Thomas begann am E-Piano mit dem Thema vom „Albatros“, Christine fand wunderschöne Worte zur Einleitung, Thomas zitierte den „König der Welt“ - und danach waren die beiden so gelöst, wie ich sie bisher bei keiner der vorherigen Lesungen erlebt habe. Christine nahm sich ab und an ein Blatt mit einer Episode aus dem Buch, ansonsten sprach sie frei, reagierte auf Zwischenbemerkungen aus dem Publikum, sparte nicht mit klaren Worten zur tagaktuellen Situation. Heiterkeit bei manchem Abschweifen: wir erfuhren zum Beispiel, wie Thomas zu seinem neuen Outfit kam, welche Rolle sein altes Fahrrad von beim Fotoshooting mit Karat spielte, dass es rote und grüne Fraktionen nicht nur in der Politik, sondern auch beim Konzert bin der Waldbühne gibt, und wie man sich einen Ort im Eichsfeld vorstellen muss - Thomas durfte hier die große, ruhende, alles überstrahlende Kirche darstellen. Über jeden Karat-Musiker und über Adele, die Managerin, gab es eine kleine Geschichte, mal nachdenklich, mal augenzwinkernd.
Und zwischendurch immer wieder Musik, gespielt und gesungen von Thomas Natschinski, der ja etliche Jahre bei Karat die Keyboards bediente. Besonders gefreut habe ich mich über „Und ich liebe dich“, nur mit Gitarre und Mundharmonika begleitet. Für „Kalter Rauch“ hatte Thomas ein sehr stimmiges Halbplayback arrangiert und produziert, am Ende kommt ja dieses Steve-Winwood-mäßige Sythesizer-Thema, klasse! Und bei der „Abendstimmung“ gaben wir alle den Chor - ganz so, wie ich es aus den Karat-Konzerten kenne. Am 21.11.2015 ist Karat in Cottbus, und vielleicht kann ich diesmal dabei sein... wenn ich nicht wieder selbst musikalisch unterwegs bin...
Natürlich zitierte Thomas Natschinski auch ab und an aus seinem eigenen Schaffen, erinnerte an das wohl schönste Liebeslied aus unserem ehemaligen kleinen Land, denn er hatte es für Gaby Rückert komponiert: „Berührung“. Die „Lila Fee“ aus seinem aktuellen Album „501“ und der Titelsong des Vorgängers „Weit, weit und wild“ ( was für ein toller Song!) wurden ebenfalls gespielt .
Gänsehaut hatten wir, als Christine vom dem unglaublichen Miteinander der Musiker beim Benefizkonzert für Holger Biege im Neu-Helgoland oder beim Eichsfeld-Festival in Duderstadt erzählte.
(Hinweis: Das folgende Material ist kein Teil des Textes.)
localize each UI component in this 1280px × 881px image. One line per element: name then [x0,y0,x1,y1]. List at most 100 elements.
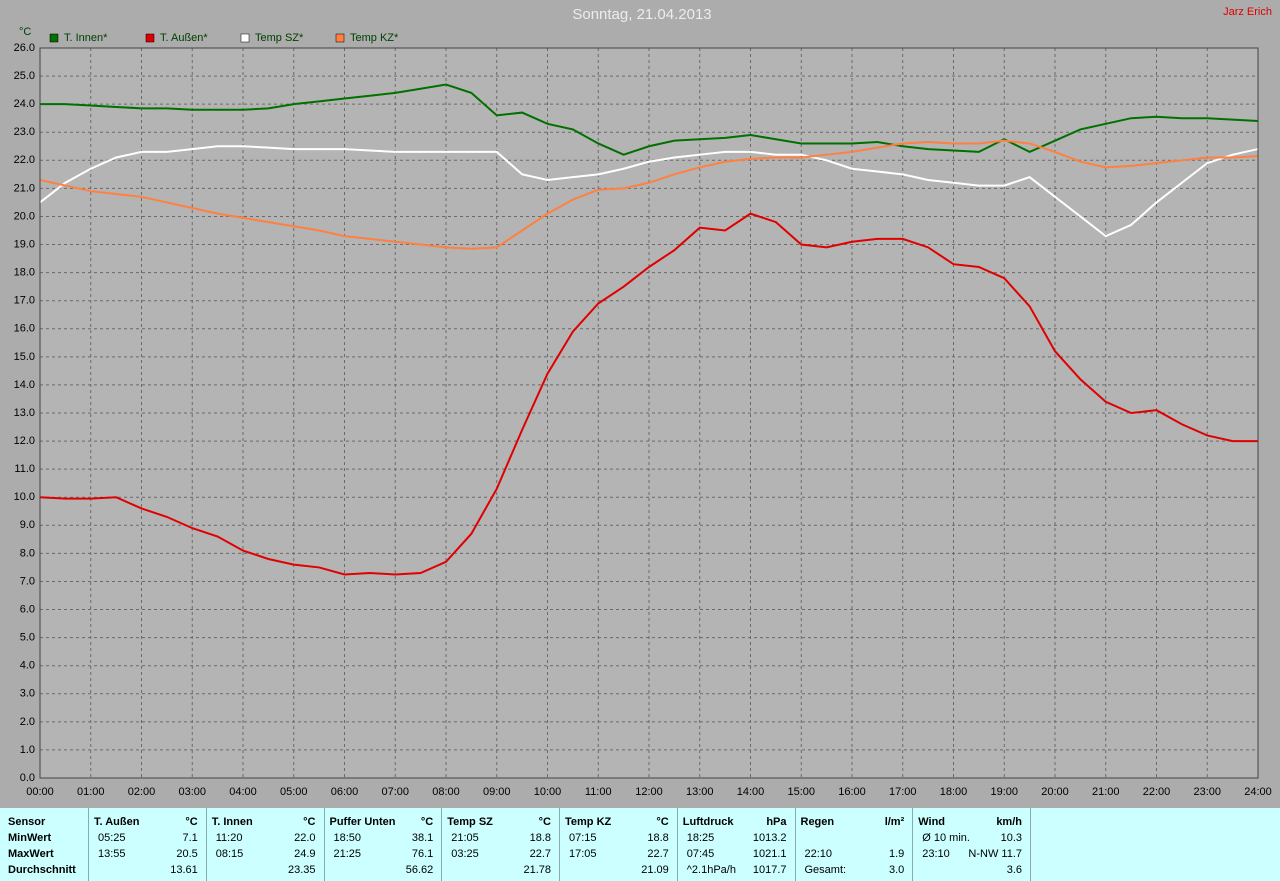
legend-swatch [240,33,250,43]
x-tick-label: 17:00 [889,786,917,798]
table-cell: 10.3 [1000,832,1022,844]
series-line [39,139,1259,250]
author: Jarz Erich [1223,6,1272,18]
table-cell: Ø 10 min. [922,832,970,844]
y-tick-label: 26.0 [14,42,35,54]
y-tick-label: 20.0 [14,210,35,222]
separator [676,808,678,881]
table-cell: 21:25 [333,848,362,860]
table-cell: 3.6 [1006,864,1022,876]
separator [912,808,914,881]
x-tick-label: 06:00 [331,786,359,798]
table-cell: Puffer Unten [329,816,396,828]
x-tick-label: 14:00 [737,786,765,798]
table-cell: 21.09 [641,864,669,876]
y-tick-label: 13.0 [14,407,35,419]
y-tick-label: 22.0 [14,154,35,166]
table-cell: 07:15 [569,832,597,844]
x-tick-label: 05:00 [280,786,308,798]
table-cell: Regen [800,816,835,828]
table-cell: 7.1 [182,832,198,844]
table-cell: 22.7 [647,848,669,860]
x-tick-label: 02:00 [128,786,156,798]
table-cell: 1021.1 [752,848,787,860]
table-cell: 03:25 [451,848,479,860]
legend-swatch [335,33,345,43]
separator [205,808,207,881]
y-tick-label: 10.0 [14,491,35,503]
x-tick-label: 12:00 [635,786,663,798]
table-cell: 22.7 [529,848,551,860]
table-cell: 07:45 [686,848,715,860]
plot-border [39,47,1259,779]
y-tick-label: 16.0 [14,323,35,335]
table-cell: N-NW 11.7 [968,848,1022,860]
table-cell: 1017.7 [752,864,787,876]
x-tick-label: 19:00 [990,786,1018,798]
series-line [39,212,1258,576]
y-tick-label: 17.0 [14,295,35,307]
table-cell: 22.0 [294,832,316,844]
table-cell: Luftdruck [682,816,734,828]
row-label: Sensor [8,816,46,828]
row-label: MaxWert [8,848,54,860]
x-tick-label: 20:00 [1041,786,1069,798]
table-cell: 1013.2 [752,832,787,844]
chart-title: Sonntag, 21.04.2013 [572,6,711,23]
separator [559,808,560,881]
table-cell: °C [538,816,551,828]
table-cell: 1.9 [888,848,905,860]
x-tick-label: 11:00 [585,786,612,798]
table-cell: 05:25 [98,832,126,844]
series-line [39,145,1259,238]
legend-label: T. Außen* [160,32,208,44]
y-tick-label: 4.0 [20,660,35,672]
y-tick-label: 24.0 [14,98,35,110]
x-tick-label: 07:00 [381,786,409,798]
series-line [40,83,1259,156]
row-label: Durchschnitt [8,864,76,876]
x-tick-label: 13:00 [686,786,714,798]
x-tick-label: 16:00 [838,786,866,798]
table-cell: hPa [766,816,787,828]
table-cell: 24.9 [294,848,316,860]
separator [88,808,89,881]
y-tick-label: 0.0 [20,772,35,784]
y-tick-label: 2.0 [20,716,35,728]
separator [441,808,443,881]
x-tick-label: 04:00 [229,786,257,798]
table-cell: °C [303,816,316,828]
table-cell: 13.61 [170,864,198,876]
table-cell: Gesamt: [804,864,847,876]
table-cell: km/h [996,816,1022,828]
legend-swatch [49,33,59,43]
y-tick-label: 6.0 [20,603,35,615]
table-cell: Temp SZ [447,816,493,828]
table-cell: °C [420,816,434,828]
table-cell: 38.1 [411,832,434,844]
table-cell: °C [185,816,198,828]
x-tick-label: 01:00 [77,786,105,798]
table-cell: 76.1 [411,848,434,860]
y-tick-label: 11.0 [14,463,35,475]
y-tick-label: 12.0 [14,435,35,447]
x-tick-label: 21:00 [1092,786,1120,798]
separator [323,808,325,881]
table-cell: 13:55 [98,848,126,860]
table-cell: 20.5 [176,848,198,860]
x-tick-label: 24:00 [1244,786,1272,798]
legend-label: T. Innen* [64,32,108,44]
table-cell: 18.8 [647,832,669,844]
table-cell: T. Innen [211,816,253,828]
y-tick-label: 19.0 [14,238,35,250]
table-cell: 22:10 [804,848,833,860]
y-axis-label: °C [19,26,31,38]
legend-swatch [145,33,155,43]
table-cell: 11:20 [215,832,243,844]
y-tick-label: 5.0 [20,632,35,644]
table-cell: T. Außen [94,816,140,828]
y-tick-label: 9.0 [20,519,35,531]
y-tick-label: 14.0 [14,379,35,391]
table-cell: 21.78 [523,864,551,876]
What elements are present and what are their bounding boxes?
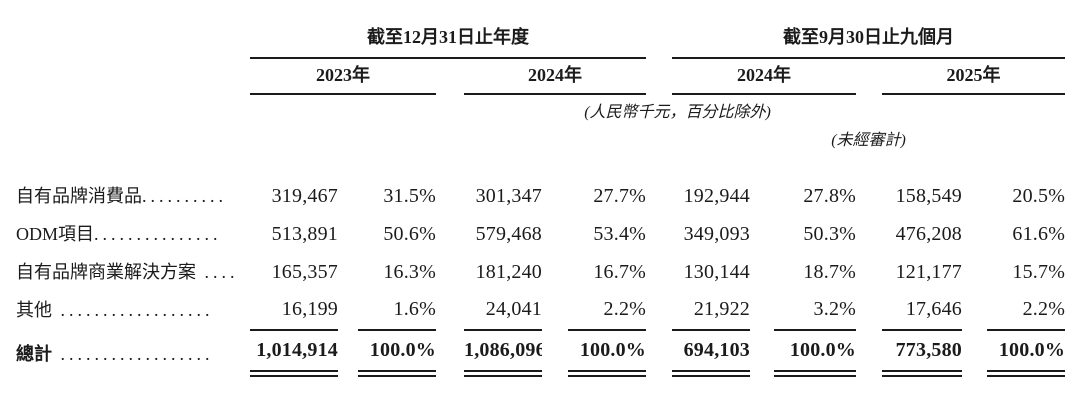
cell-percent: 31.5%	[383, 185, 436, 207]
year-header-row: 2023年 2024年 2024年 2025年	[0, 58, 1066, 95]
spacer-row	[0, 150, 1065, 178]
cell-total-percent: 100.0%	[358, 329, 436, 377]
unaudited-note-row: (未經審計)	[0, 122, 1065, 150]
dot-leader: ....	[196, 262, 239, 282]
row-label: ODM項目	[16, 224, 95, 244]
cell-value: 16,199	[281, 298, 338, 320]
period-group-nine-months: 截至9月30日止九個月	[672, 18, 1066, 59]
cell-total-value: 694,103	[672, 329, 751, 377]
cell-percent: 20.5%	[1012, 185, 1066, 207]
cell-percent: 50.3%	[803, 223, 857, 245]
cell-total-value: 1,086,096	[464, 329, 542, 377]
cell-percent: 2.2%	[603, 298, 647, 320]
unaudited-note: (未經審計)	[831, 132, 906, 149]
cell-percent: 50.6%	[383, 223, 436, 245]
cell-percent: 16.3%	[383, 261, 436, 283]
cell-percent: 27.7%	[593, 185, 647, 207]
revenue-breakdown-table: 截至12月31日止年度 截至9月30日止九個月 2023年 2024年 2024…	[0, 18, 1066, 377]
period-group-year-ended: 截至12月31日止年度	[250, 18, 647, 59]
cell-percent: 16.7%	[593, 261, 647, 283]
cell-value: 579,468	[475, 223, 542, 245]
cell-value: 181,240	[475, 261, 542, 283]
column-header-2023: 2023年	[250, 58, 436, 95]
column-header-2024: 2024年	[464, 58, 647, 95]
cell-total-value: 1,014,914	[250, 329, 338, 377]
cell-value: 476,208	[895, 223, 963, 245]
currency-note-row: (人民幣千元，百分比除外)	[0, 94, 1065, 122]
cell-value: 17,646	[905, 298, 963, 320]
dot-leader: ..........	[142, 186, 227, 206]
cell-value: 349,093	[683, 223, 751, 245]
cell-percent: 1.6%	[393, 298, 436, 320]
cell-percent: 3.2%	[813, 298, 857, 320]
dot-leader: ..................	[52, 343, 214, 364]
row-label: 自有品牌商業解決方案	[16, 262, 196, 282]
cell-total-percent: 100.0%	[987, 329, 1066, 377]
cell-percent: 61.6%	[1012, 223, 1066, 245]
cell-percent: 2.2%	[1022, 298, 1066, 320]
cell-percent: 18.7%	[803, 261, 857, 283]
cell-value: 121,177	[895, 261, 963, 283]
cell-value: 130,144	[683, 261, 751, 283]
cell-value: 513,891	[271, 223, 338, 245]
cell-value: 165,357	[271, 261, 338, 283]
row-label: 其他	[16, 300, 52, 320]
cell-value: 158,549	[895, 185, 963, 207]
table-row-others: 其他 .................. 16,199 1.6% 24,041…	[0, 292, 1065, 330]
table-row-odm: ODM項目............... 513,891 50.6% 579,4…	[0, 216, 1065, 254]
column-header-9m2024: 2024年	[672, 58, 857, 95]
cell-value: 319,467	[271, 185, 338, 207]
cell-percent: 53.4%	[593, 223, 647, 245]
cell-percent: 15.7%	[1012, 261, 1066, 283]
period-group-header-row: 截至12月31日止年度 截至9月30日止九個月	[0, 18, 1066, 59]
column-header-9m2025: 2025年	[882, 58, 1066, 95]
cell-value: 21,922	[693, 298, 751, 320]
cell-percent: 27.8%	[803, 185, 857, 207]
table-row-own-brand-business-solutions: 自有品牌商業解決方案 .... 165,357 16.3% 181,240 16…	[0, 254, 1065, 292]
table-row-total: 總計 .................. 1,014,914 100.0% 1…	[0, 329, 1066, 377]
cell-total-percent: 100.0%	[568, 329, 647, 377]
dot-leader: ...............	[94, 224, 222, 244]
dot-leader: ..................	[52, 300, 214, 320]
table-row-own-brand-consumer: 自有品牌消費品.......... 319,467 31.5% 301,347 …	[0, 178, 1065, 216]
row-label: 總計	[16, 343, 52, 364]
row-label: 自有品牌消費品	[16, 186, 142, 206]
cell-value: 192,944	[683, 185, 751, 207]
cell-total-value: 773,580	[882, 329, 963, 377]
cell-value: 24,041	[485, 298, 542, 320]
cell-value: 301,347	[475, 185, 542, 207]
currency-note: (人民幣千元，百分比除外)	[584, 104, 771, 121]
cell-total-percent: 100.0%	[774, 329, 857, 377]
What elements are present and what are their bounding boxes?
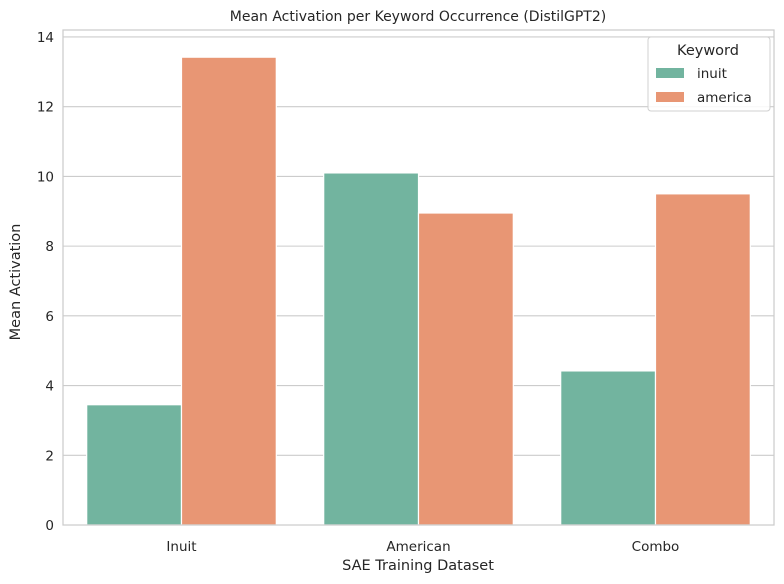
y-tick-labels: 0 2 4 6 8 10 12 14 bbox=[37, 30, 54, 534]
plot-frame bbox=[62, 29, 775, 526]
legend: Keyword inuit america bbox=[647, 36, 771, 112]
x-tick-label: American bbox=[386, 539, 450, 555]
y-tick-label: 10 bbox=[37, 169, 54, 185]
y-axis-title: Mean Activation bbox=[8, 224, 24, 341]
y-tick-label: 6 bbox=[45, 309, 54, 325]
y-tick-label: 4 bbox=[45, 379, 54, 395]
legend-swatch-america bbox=[656, 92, 684, 102]
chart-title: Mean Activation per Keyword Occurrence (… bbox=[230, 9, 606, 25]
y-tick-label: 12 bbox=[37, 100, 54, 116]
bar-america-american bbox=[417, 212, 514, 526]
x-tick-label: Inuit bbox=[166, 539, 196, 555]
bar-inuit-american bbox=[323, 172, 420, 526]
y-tick-label: 14 bbox=[37, 30, 54, 46]
bar-inuit-inuit bbox=[86, 404, 183, 526]
y-tick-label: 2 bbox=[45, 448, 54, 464]
legend-items: inuit america bbox=[656, 66, 752, 106]
bar-america-combo bbox=[654, 193, 751, 526]
legend-label-inuit: inuit bbox=[697, 66, 727, 82]
x-tick-labels: Inuit American Combo bbox=[166, 539, 679, 555]
legend-swatch-inuit bbox=[656, 68, 684, 78]
bar-america-inuit bbox=[180, 56, 277, 526]
legend-label-america: america bbox=[697, 90, 752, 106]
bars bbox=[86, 56, 751, 526]
x-axis-title: SAE Training Dataset bbox=[342, 558, 494, 574]
bar-inuit-combo bbox=[560, 370, 657, 526]
legend-title: Keyword bbox=[677, 43, 739, 59]
y-tick-label: 0 bbox=[45, 518, 54, 534]
x-tick-label: Combo bbox=[632, 539, 680, 555]
y-tick-label: 8 bbox=[45, 239, 54, 255]
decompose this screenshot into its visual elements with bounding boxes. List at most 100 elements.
Allein anhand des Erzählten wären wir gern dabei gewesen.
Ein Piano-Medley leitete uns schließlich zu den „Sieben Brücken“, und die geschulte Stimme von Diana, der Hausherrin, war gut zu hören. Wie jetzt - nach zweieinhalb Stunden ist schon Schluss? Das hätte gern noch eine Weile weitergehen können, denn Langeweile oder kalte Routine gab es hier zu keiner Minute...
Langer Applaus und ein neuer Rosenstock für den Garten in Eichwalde waren das verdiente Dankeschön an zwei Leute, die völlig authentisch sind, die ohne Verklärung, ohne Pathos und ohne Häme uns an wichtigen Passagen ihres Lebens teilhaben lassen.
Am Sonntag hatte Thomas Geburtstag. Ich habe ihm gratuliert und ihm aus gegebenem Anlass gleich doppelt Wünsche für beste Gesundheit übermittelt. Möge er noch viele zeitlos schöne Lieder schreiben und für uns noch lange „die Kirche“ darstellen, die Ruhe, Übersicht und Gelassenheit ausstrahlt.